Farm widows who are now farmers, claimed at the meet that they did not even get the ex-gratia amount due to them after their husband’s deaths. Instead, they were made to go through a traumatic process to claim the ex-gratia amount.
“When men commit suicide in Telangana, women have to get at least 13 certificates from an insensitive bureaucracy to claim ex-gratia.
This adds to the trauma of losing a husband, repaying existing debts and being the bread winner for the children,” Kavitha Kuruganti of Alliance for Sustainable and Holistic Agriculture (Asha), which is part of Makam, said.
The total number of farmer suicides in India between 1995 and 2018 was 353,802 according to the National Crime Records Bureau. About 86 per cent of these (303,597) are men and the rest (50,188) are women. Telangana had the maximum number of suicides by women farmers, followed by Gujarat, Tamil Nadu and West Bengal.
Vidya More, a widow and farmer from Maharashtra, narrated how her life changed after her husband committed suicide due to indebtedness.
“Government criteria excludes widowed farmers instead of including them,” More claimed. “My husband didn’t find a place in the list of farmers who committed suicide as he was under the influence of alcohol besides pesticides,” she added.

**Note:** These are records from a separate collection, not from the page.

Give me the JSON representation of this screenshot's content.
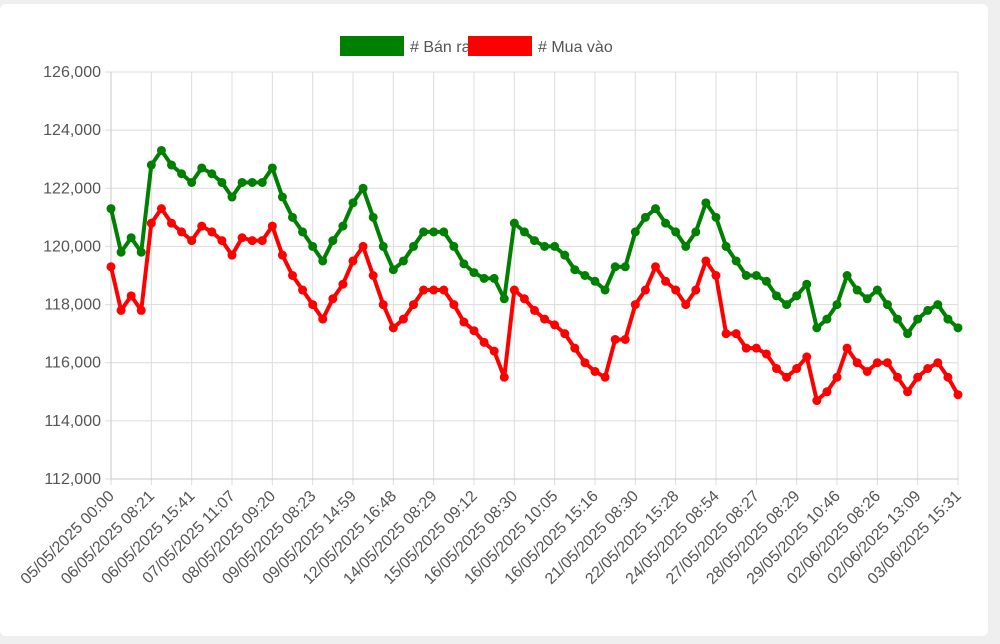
{
  "chart_data": {
    "type": "line",
    "title": "",
    "xlabel": "",
    "ylabel": "",
    "ylim": [
      112000,
      126000
    ],
    "yticks": [
      112000,
      114000,
      116000,
      118000,
      120000,
      122000,
      124000,
      126000
    ],
    "ytick_labels": [
      "112,000",
      "114,000",
      "116,000",
      "118,000",
      "120,000",
      "122,000",
      "124,000",
      "126,000"
    ],
    "x_tick_labels": [
      "05/05/2025 00:00",
      "06/05/2025 08:21",
      "06/05/2025 15:41",
      "07/05/2025 11:07",
      "08/05/2025 09:20",
      "09/05/2025 08:23",
      "09/05/2025 14:59",
      "12/05/2025 16:48",
      "14/05/2025 08:29",
      "15/05/2025 09:12",
      "16/05/2025 08:30",
      "16/05/2025 10:05",
      "16/05/2025 15:16",
      "21/05/2025 08:30",
      "22/05/2025 15:28",
      "24/05/2025 08:54",
      "27/05/2025 08:27",
      "28/05/2025 08:29",
      "29/05/2025 10:46",
      "02/06/2025 08:26",
      "02/06/2025 13:09",
      "03/06/2025 15:31"
    ],
    "grid": true,
    "legend_position": "top",
    "series": [
      {
        "name": "# Bán ra",
        "color": "#008000",
        "values": [
          121300,
          119800,
          120300,
          119800,
          122800,
          123300,
          122800,
          122500,
          122200,
          122700,
          122500,
          122200,
          121700,
          122200,
          122200,
          122200,
          122700,
          121700,
          121000,
          120500,
          120000,
          119500,
          120200,
          120700,
          121500,
          122000,
          121000,
          120000,
          119200,
          119500,
          120000,
          120500,
          120500,
          120500,
          120000,
          119400,
          119100,
          118900,
          118900,
          118200,
          120800,
          120500,
          120200,
          120000,
          120000,
          119700,
          119200,
          119000,
          118800,
          118500,
          119300,
          119300,
          120500,
          121000,
          121300,
          120800,
          120500,
          120000,
          120500,
          121500,
          121000,
          120000,
          119500,
          119000,
          119000,
          118800,
          118300,
          118000,
          118300,
          118700,
          117200,
          117500,
          118000,
          119000,
          118500,
          118200,
          118500,
          118000,
          117500,
          117000,
          117500,
          117800,
          118000,
          117500,
          117200
        ]
      },
      {
        "name": "# Mua vào",
        "color": "#ff0000",
        "values": [
          119300,
          117800,
          118300,
          117800,
          120800,
          121300,
          120800,
          120500,
          120200,
          120700,
          120500,
          120200,
          119700,
          120300,
          120200,
          120200,
          120700,
          119700,
          119000,
          118500,
          118000,
          117500,
          118200,
          118700,
          119500,
          120000,
          119000,
          118000,
          117200,
          117500,
          118000,
          118500,
          118500,
          118500,
          118000,
          117400,
          117100,
          116700,
          116400,
          115500,
          118500,
          118200,
          117800,
          117500,
          117300,
          117000,
          116500,
          116000,
          115700,
          115500,
          116800,
          116800,
          118000,
          118500,
          119300,
          118800,
          118500,
          118000,
          118500,
          119500,
          119000,
          117000,
          117000,
          116500,
          116500,
          116300,
          115800,
          115500,
          115800,
          116200,
          114700,
          115000,
          115500,
          116500,
          116000,
          115700,
          116000,
          116000,
          115500,
          115000,
          115500,
          115800,
          116000,
          115500,
          114900
        ]
      }
    ]
  }
}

After her husband’s death, More has struggled to get social security benefits like pension. She has not received any payment under the Pradhan Mantri Kisan Samman Nidhi or PM-Kisan, which allocates Rs 6,000 to each farmer in three installments. This, in spite of the fact that she has submitted all the required documents.
More wants to reopen of her husband’s case so that he can be considered as a farmer and get government support.

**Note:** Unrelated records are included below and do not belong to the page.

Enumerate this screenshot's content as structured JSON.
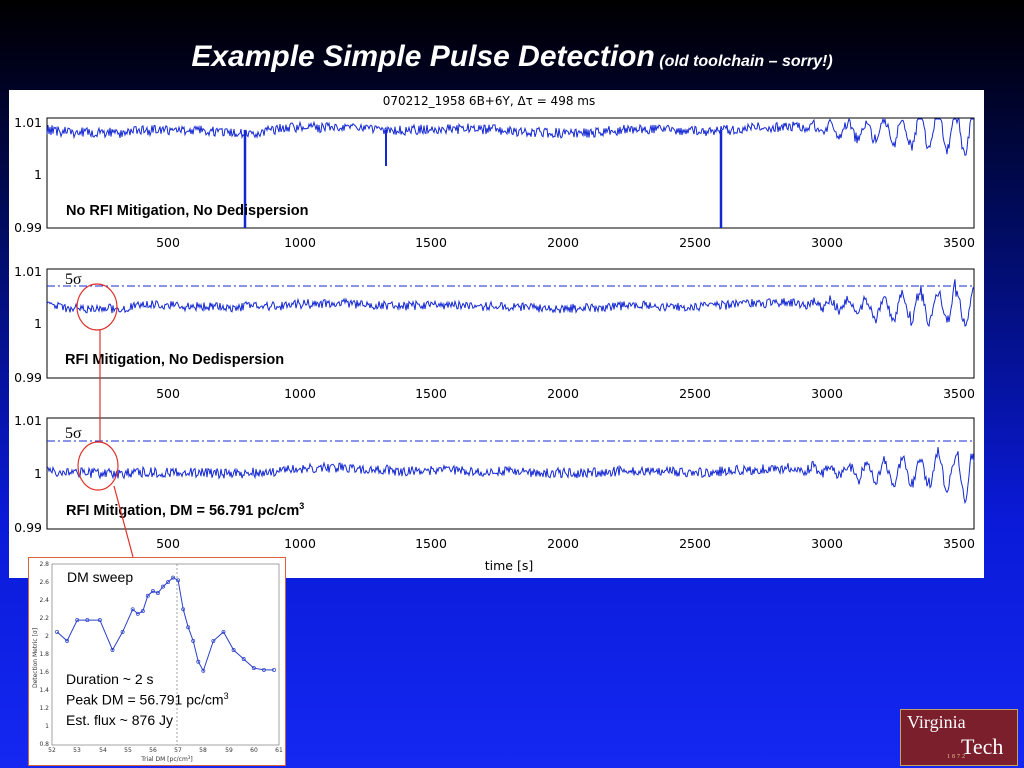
{
  "slide": {
    "title": "Example Simple Pulse Detection",
    "subtitle": "(old toolchain – sorry!)"
  },
  "figure": {
    "plot_title": "070212_1958 6B+6Y, Δτ = 498 ms",
    "x_label": "time [s]",
    "x_ticks": [
      "500",
      "1000",
      "1500",
      "2000",
      "2500",
      "3000",
      "3500"
    ],
    "y_ticks": [
      "1.01",
      "1",
      "0.99"
    ],
    "panel1_label": "No RFI Mitigation, No Dedispersion",
    "panel2_label": "RFI Mitigation, No Dedispersion",
    "panel3_label_main": "RFI Mitigation, DM = 56.791 pc/cm",
    "panel3_label_sup": "3",
    "threshold_main": "5",
    "threshold_symbol": "σ"
  },
  "chart_data": [
    {
      "type": "line",
      "x_range": [
        0,
        3600
      ],
      "y_range": [
        0.99,
        1.01
      ],
      "note_marks": [
        790,
        1340,
        2600
      ]
    },
    {
      "type": "line",
      "x_range": [
        0,
        3600
      ],
      "y_range": [
        0.99,
        1.01
      ],
      "threshold": 1.0067
    },
    {
      "type": "line",
      "x_range": [
        0,
        3600
      ],
      "y_range": [
        0.99,
        1.01
      ],
      "threshold": 1.0065
    }
  ],
  "inset": {
    "heading": "DM sweep",
    "y_label": "Detection Metric [σ]",
    "x_label": "Trial DM [pc/cm",
    "x_label_sup": "3",
    "x_label_end": "]",
    "x_ticks": [
      "52",
      "53",
      "54",
      "55",
      "56",
      "57",
      "58",
      "59",
      "60",
      "61"
    ],
    "y_ticks": [
      "2.8",
      "2.6",
      "2.4",
      "2.2",
      "2",
      "1.8",
      "1.6",
      "1.4",
      "1.2",
      "1",
      "0.8"
    ],
    "line1": "Duration ~ 2 s",
    "line2_main": "Peak DM = 56.791 pc/cm",
    "line2_sup": "3",
    "line3": "Est. flux ~ 876 Jy"
  },
  "inset_chart": {
    "type": "line",
    "x": [
      52.2,
      52.6,
      53.0,
      53.4,
      53.9,
      54.4,
      54.8,
      55.2,
      55.4,
      55.6,
      55.8,
      56.0,
      56.2,
      56.4,
      56.6,
      56.8,
      57.0,
      57.2,
      57.4,
      57.6,
      57.8,
      58.0,
      58.4,
      58.8,
      59.2,
      59.6,
      60.0,
      60.4,
      60.8
    ],
    "y": [
      2.05,
      1.95,
      2.18,
      2.18,
      2.18,
      1.85,
      2.05,
      2.3,
      2.25,
      2.28,
      2.45,
      2.5,
      2.48,
      2.55,
      2.6,
      2.65,
      2.62,
      2.3,
      2.1,
      1.95,
      1.72,
      1.62,
      1.95,
      2.05,
      1.85,
      1.75,
      1.65,
      1.63,
      1.63
    ],
    "peak_dm": 56.791
  },
  "logo": {
    "line1": "Virginia",
    "line2": "Tech",
    "year": "1872"
  },
  "colors": {
    "trace": "#1428d2",
    "threshold": "#1428d2",
    "callout": "#e0302a"
  }
}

“Because I am the only adult in the household, I cannot take my surplus marketable grains to the local market,” another woman farmer, 60-year-old Chowdamma from Karnataka’s Kolar district, said.
Her husband owed Rs 2 lakh to the local money lender. He consumed pesticide as he was unable to repay the amount. Chowdamma took him to Bengaluru for treatment. Despite the fact that she spent Rs 3 lakh on his treatment, he died.
“My loan was not waived off because it was not institutional. Besides, other health expenses had been added to it,” Chowdamma, a mother of five children, said.
Makam sought an inclusive approach for:
Makam delegates met Union Minister of State for Agriculture and Farmer’s Welfare Purshottam Rupala on January 27. “Rupala assured us that he would look into the women farmers’ issue,” Kuruganti said.
On January 28, a Makam delegation also met the chairperson and member secretary of the National Commission for Women, who assured them that it would act on the issue.